One number stood out during the May 10 town board meeting — 1,800, the approximate number of unbuilt parcels of land in East Hampton. The figure was offered up during an extended discussion of the pressing need for year-round places to live. But very few of the vacant sites are likely to be developed with housing priced within the means of most working people; many contain wetlands or are constrained in some way. Others are held by investors, who, judging from the current wave of speculative building, are looking to cash out in a hurry.
Demand for affordable residences is high. More than 500 people applied for one of the 37 apartments in the Gansett Meadows complex before it opened in 2020. Then there are the hundreds whose names do not appear on the official lists who, instead, hope for a miracle in the private market. Town officials have plans in varying stages to add between 100 and 120 new units.

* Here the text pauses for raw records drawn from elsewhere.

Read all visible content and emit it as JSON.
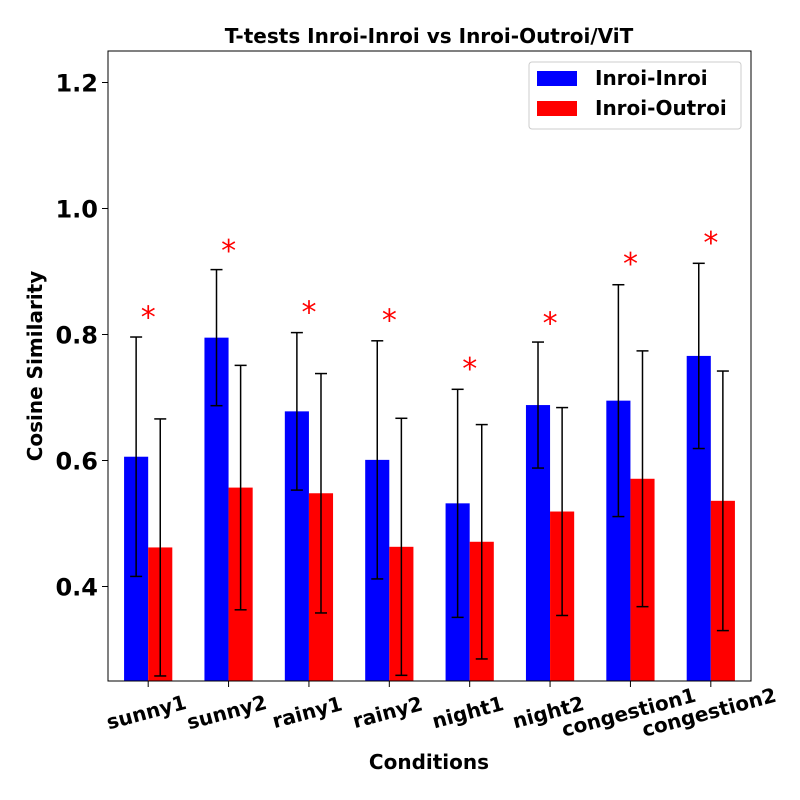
{
  "chart_data": {
    "type": "bar",
    "title": "T-tests Inroi-Inroi vs Inroi-Outroi/ViT",
    "xlabel": "Conditions",
    "ylabel": "Cosine Similarity",
    "ylim": [
      0.25,
      1.25
    ],
    "yticks": [
      "0.4",
      "0.6",
      "0.8",
      "1.0",
      "1.2"
    ],
    "ytick_values": [
      0.4,
      0.6,
      0.8,
      1.0,
      1.2
    ],
    "categories": [
      "sunny1",
      "sunny2",
      "rainy1",
      "rainy2",
      "night1",
      "night2",
      "congestion1",
      "congestion2"
    ],
    "series": [
      {
        "name": "Inroi-Inroi",
        "color": "#0000ff",
        "values": [
          0.606,
          0.795,
          0.678,
          0.601,
          0.532,
          0.688,
          0.695,
          0.766
        ],
        "errors": [
          0.19,
          0.108,
          0.125,
          0.189,
          0.181,
          0.1,
          0.184,
          0.147
        ]
      },
      {
        "name": "Inroi-Outroi",
        "color": "#ff0000",
        "values": [
          0.462,
          0.557,
          0.548,
          0.463,
          0.471,
          0.519,
          0.571,
          0.536
        ],
        "errors": [
          0.204,
          0.194,
          0.19,
          0.204,
          0.186,
          0.165,
          0.203,
          0.206
        ]
      }
    ],
    "significance": {
      "marker": "*",
      "color": "#ff0000",
      "values": [
        0.84,
        0.945,
        0.848,
        0.835,
        0.758,
        0.83,
        0.925,
        0.958
      ]
    },
    "legend_position": "top-right",
    "grid": false
  }
}
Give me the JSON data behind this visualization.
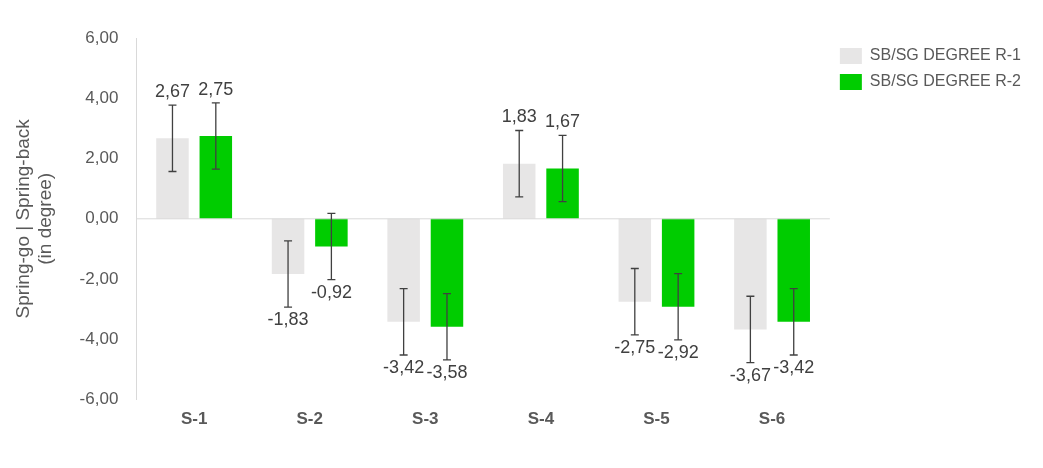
{
  "chart_data": {
    "type": "bar",
    "ylabel": "Spring-go | Spring-back\n(in degree)",
    "categories": [
      "S-1",
      "S-2",
      "S-3",
      "S-4",
      "S-5",
      "S-6"
    ],
    "series": [
      {
        "name": "SB/SG DEGREE R-1",
        "color": "#e7e6e6",
        "values": [
          2.67,
          -1.83,
          -3.42,
          1.83,
          -2.75,
          -3.67
        ],
        "value_labels": [
          "2,67",
          "-1,83",
          "-3,42",
          "1,83",
          "-2,75",
          "-3,67"
        ],
        "errors": [
          1.1,
          1.1,
          1.1,
          1.1,
          1.1,
          1.1
        ]
      },
      {
        "name": "SB/SG DEGREE R-2",
        "color": "#00cc00",
        "values": [
          2.75,
          -0.92,
          -3.58,
          1.67,
          -2.92,
          -3.42
        ],
        "value_labels": [
          "2,75",
          "-0,92",
          "-3,58",
          "1,67",
          "-2,92",
          "-3,42"
        ],
        "errors": [
          1.1,
          1.1,
          1.1,
          1.1,
          1.1,
          1.1
        ]
      }
    ],
    "ylim": [
      -6,
      6
    ],
    "yticks": [
      {
        "value": -6,
        "label": "-6,00"
      },
      {
        "value": -4,
        "label": "-4,00"
      },
      {
        "value": -2,
        "label": "-2,00"
      },
      {
        "value": 0,
        "label": "0,00"
      },
      {
        "value": 2,
        "label": "2,00"
      },
      {
        "value": 4,
        "label": "4,00"
      },
      {
        "value": 6,
        "label": "6,00"
      }
    ],
    "grid": false,
    "legend": "top right",
    "data_labels": true,
    "ref_lines": [
      {
        "axis": "y",
        "value": 0,
        "color": "#d9d9d9"
      }
    ]
  }
}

There is another number that needs to be looked at: how many houses, apartments, and rooms that might otherwise be affordable if websites that facilitate short-term rentals did not exist. There were more than 1,600 “stays” suitable for two adults listed in East Hampton on Airbnb as of this week. Few of the 1,600 would be within most wage-earners’ budgets. For example, a two-bedroom cottage with a pool in Wainscott was priced at $1,450 a night. In Springs, a three-bedroom close to the firehouse was about $650 a night.
Most, if not nearly all, of the Airbnb hosts in East Hampton Town are breaking the law. Whether they know it or not, there is no chance that they will be prosecuted. The town’s limit on short-term rentals has never been enforced in any broad sense. A supposedly mandatory property registry once heralded as an answer has largely fallen by the wayside. A crackdown on the short-term industry would be hugely unpopular with the “hosts,” as Airbnb calls landlords. However with a 5-to-0 lock on the town board, the Democrats now in power could withstand the fallout.
The boom in vacation rentals did not get any attention during the May 10 town board meeting, just as it has been mostly ignored since Airbnb and its competitors became a thing more than a decade ago. Until their impact is honestly assessed, any discussion about housing will remain incomplete.